A.E. King – Coulometrics, Inc.

There is a need for determination of total organic carbon (TOC) in high carbonate matrices for several industries. Within the Rocky Mountain region the determination is required by the soda ash industry and in energy development projects. For soda ash (Na2CO3) the determination is required because organic contamination results in discoloration of glass manufactured using the soda ash. TOC determination is required for oil shales to determine their potential value as oil sources and to evaluate potential environmental contamination by the highly contaminated retort waters formed in processing oil shales. Sufficient amounts of carbonates are present to prevent determination of TOC accurately, or at all, by the difference between the total carbon and carbonate carbon levels. Procedures for removing the carbonate interference are difficult and time consuming. The amounts of organic carbon varies from a few ppm for some soda ash to over 40,000 ppm from some waters. Preliminary information suggests that a portion of the organics in the samples are humic acid solution which are required in conventional analysis procedures.

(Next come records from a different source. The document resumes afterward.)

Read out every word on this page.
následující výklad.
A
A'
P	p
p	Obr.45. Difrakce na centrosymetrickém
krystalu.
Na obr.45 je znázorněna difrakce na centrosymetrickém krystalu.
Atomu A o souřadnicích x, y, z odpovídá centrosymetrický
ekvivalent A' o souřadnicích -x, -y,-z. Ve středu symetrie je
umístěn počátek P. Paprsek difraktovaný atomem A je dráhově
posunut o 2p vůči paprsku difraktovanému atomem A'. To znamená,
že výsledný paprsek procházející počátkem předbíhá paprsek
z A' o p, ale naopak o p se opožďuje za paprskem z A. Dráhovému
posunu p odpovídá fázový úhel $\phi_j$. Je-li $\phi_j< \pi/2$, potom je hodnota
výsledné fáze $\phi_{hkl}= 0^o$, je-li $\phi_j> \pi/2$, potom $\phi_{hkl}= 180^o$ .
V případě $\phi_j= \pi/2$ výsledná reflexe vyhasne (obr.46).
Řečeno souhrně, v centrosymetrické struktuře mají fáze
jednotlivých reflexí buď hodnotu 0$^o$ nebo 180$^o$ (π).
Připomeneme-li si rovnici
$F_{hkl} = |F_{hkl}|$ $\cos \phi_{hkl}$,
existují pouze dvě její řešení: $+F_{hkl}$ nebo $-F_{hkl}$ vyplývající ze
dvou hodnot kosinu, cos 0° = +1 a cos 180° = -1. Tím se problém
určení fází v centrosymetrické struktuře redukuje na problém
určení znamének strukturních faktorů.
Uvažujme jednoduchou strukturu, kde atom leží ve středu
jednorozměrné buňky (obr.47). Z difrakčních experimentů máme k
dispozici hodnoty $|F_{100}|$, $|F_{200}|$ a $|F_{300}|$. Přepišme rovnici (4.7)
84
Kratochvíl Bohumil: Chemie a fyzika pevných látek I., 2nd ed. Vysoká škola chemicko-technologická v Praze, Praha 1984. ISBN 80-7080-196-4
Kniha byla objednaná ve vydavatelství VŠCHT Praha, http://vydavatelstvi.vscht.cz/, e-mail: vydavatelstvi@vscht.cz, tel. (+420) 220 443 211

The conventional method of analysis of high carbonate samples has been to dissolve the samples in sufficient acid to give a resulting solution of pH of 2 to 3, purge out dissolved CO2 then oxidize organic materials using silver catalyzed persulfate oxidation. Evolved CO2 is trapped in an ascarite absorption tube and weighed. This method has a number of disadvantages including its required 90 to 120 minute analysis time.